適用期限は令和7年12月31日までの居住開始とされていましたが、令和8年度税制改正により、借入限度額の変更や控除期間の一部延長などの見直しが行われた上で、令和12年12月31日までの居住開始に5年延長されました。
住宅ローン控除の対象や借入限度額を見直し
令和10年から「ZEH水準以上」が新築住宅の条件に
令和10年1月1日以後に建築確認を受ける居住用家屋(登記簿上の建築日付が同年6月30日以前のものを除く)または建築確認を受けない居住用家屋で登記簿上の建築日付が同年7月1日以降のもののうち、一定のZEH水準省エネ基準を満たさない住宅の建築または建築後未使用の住宅の取得については、住宅ローン控除の適用を受けることができなくなります。
借入限度額は住宅性能に応じて見直し
住宅ローン控除の対象となる年末借入金残高の限度額は、①新築住宅および買取再販住宅と、②既存住宅の2つの区分に分けて定められています。
①新築および買取再販住宅の年末借入金残高の限度額
新築および買取再販によって住宅を取得した場合には、住宅の性能に応じて「認定住宅」「ZEH水準省エネ住宅」「省エネ基準適合住宅」「その他の住宅」の4種類に分類され、それぞれに年末借入金残高の限度額が定められています。
②既存住宅の年末借入金残高の限度額
既存住宅を取得した場合の年末借入金残高の限度額は、令和6年および令和7年入居の場合、認定住宅、ZEH水準省エネ住宅、省エネ基準適合住宅については3,000万円、その他の住宅については2,000万円とされていました。
令和8年度税制改正により、認定住宅およびZEH水準省エネ住宅は3,500万円、省エネ基準適合住宅は2,000万円とした上で、令和12年入居分まで5年延長されました。
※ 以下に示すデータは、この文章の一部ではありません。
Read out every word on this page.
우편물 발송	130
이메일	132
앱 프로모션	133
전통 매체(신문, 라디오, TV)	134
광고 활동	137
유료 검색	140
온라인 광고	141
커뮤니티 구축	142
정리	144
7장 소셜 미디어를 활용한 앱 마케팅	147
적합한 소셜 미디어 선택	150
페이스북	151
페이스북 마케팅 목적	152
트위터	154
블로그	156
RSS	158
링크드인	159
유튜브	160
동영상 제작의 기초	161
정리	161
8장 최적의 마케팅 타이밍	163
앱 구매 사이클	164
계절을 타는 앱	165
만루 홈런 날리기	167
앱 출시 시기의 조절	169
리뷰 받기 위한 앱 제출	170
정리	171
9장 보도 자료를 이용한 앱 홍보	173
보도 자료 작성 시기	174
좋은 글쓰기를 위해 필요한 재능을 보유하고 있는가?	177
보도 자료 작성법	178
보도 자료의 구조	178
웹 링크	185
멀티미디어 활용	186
その他の住宅(増改築等を含む)については、年末借入限度額2,000万円のまま令和12年入居分まで5年延長されました。
子育て世帯には借入限度額を上乗せ
特例対象個人の年末借入限度額は下の表のとおりとなっています。
令和8年度税制改正により、対象物件に認定住宅等である既存住宅が加えられるとともに、500万円または1,000万円の上乗せ額が設けられています。なお、床面積40㎡以上の特例を適用する場合には子育て特例の適用ができないこととされました。
控除制度や適用要件にも変更が
既存住宅の控除期間は13年に延長
住宅ローン控除の控除期間は、新築・買取再販については原則13年ですが、「その他の住宅」については控除期間が10年とされています。
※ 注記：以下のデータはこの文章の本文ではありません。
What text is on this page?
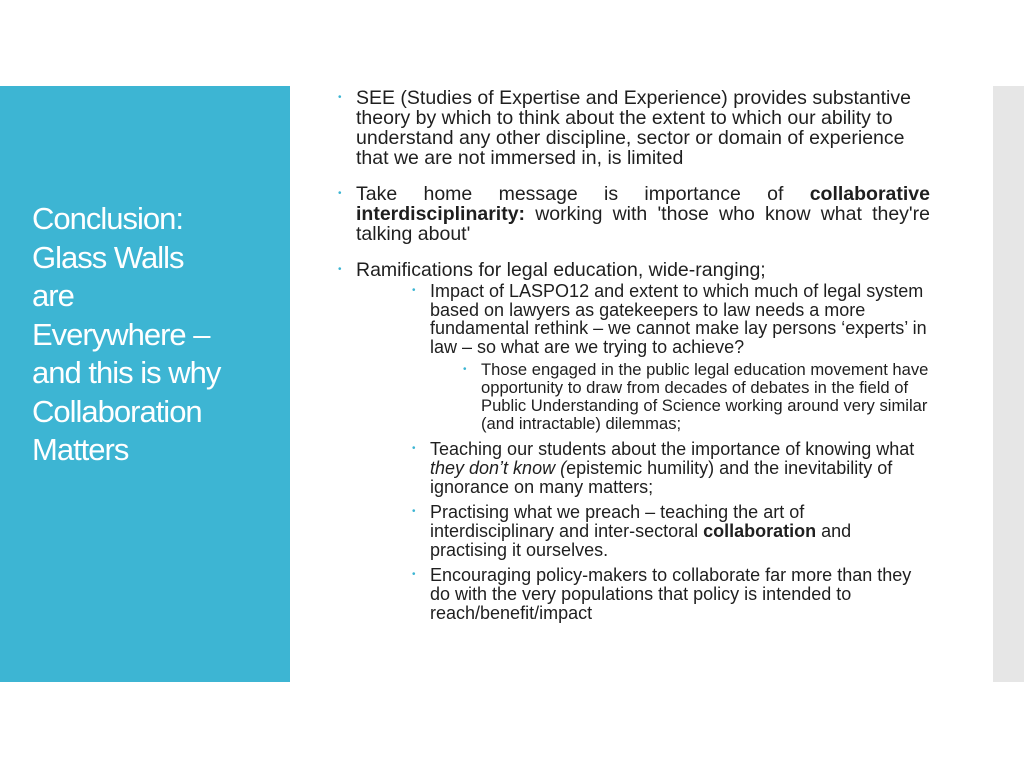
Conclusion:
Glass Walls
are
Everywhere –
and this is why
Collaboration
Matters
• SEE (Studies of Expertise and Experience) provides substantive theory by which to think about the extent to which our ability to understand any other discipline, sector or domain of experience that we are not immersed in, is limited
• Take home message is importance of collaborative interdisciplinarity: working with 'those who know what they're talking about'
• Ramifications for legal education, wide-ranging;
• Impact of LASPO12 and extent to which much of legal system based on lawyers as gatekeepers to law needs a more fundamental rethink – we cannot make lay persons ‘experts’ in law – so what are we trying to achieve?
• Those engaged in the public legal education movement have opportunity to draw from decades of debates in the field of Public Understanding of Science working around very similar (and intractable) dilemmas;
• Teaching our students about the importance of knowing what they don’t know (epistemic humility) and the inevitability of ignorance on many matters;
• Practising what we preach – teaching the art of interdisciplinary and inter-sectoral collaboration and practising it ourselves.
• Encouraging policy-makers to collaborate far more than they do with the very populations that policy is intended to reach/benefit/impact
また、既存住宅についても控除期間は10年とされていました。令和8年度税制改正により、既存住宅について、「その他の住宅」を除き、控除期間が13年に延長されました。
40㎡特例は既存住宅にも適用
住宅ローン控除の適用を受けるには、その年の合計所得金額が2,000万円以下で、家屋の総床面積が50㎡以上でなければなりません。
ただし、合計所得金額1,000万円以下の年については、令和7年12月31日以前に建築確認を受けた新築住宅等について、40㎡以上の家屋でも適用を受けることができる緩和措置があります。
令和8年度税制改正により、この緩和措置が既存住宅にも適用できることとされました。なお、特例対象個人の上乗せ措置を受けている場合には50㎡以上とされます。
災害レッドゾーンの新築住宅は対象外に
土砂災害などの災害レッドゾーンの新築住宅※は適用対象外とされます。なお、既存住宅等は適用対象とされます。
災害レッドゾーンとは、開発・建築行為に規制が講じられている、土砂災害特別警戒区域、地すべり防止区域、急傾斜地崩壊危険区域、浸水被害防止区域、災害危険区域(都市再生法に基づく勧告に従わないものとして公表の対象となった区域のみ)等をいいます。
※個人、その配偶者または2親等以内の親族が5年以上居住の用に供していた家屋の建替えによる新築を除きます。
気候風土適応住宅も控除対象へ
いわゆる気候風土適応住宅が住宅ローン控除の適用対象となります。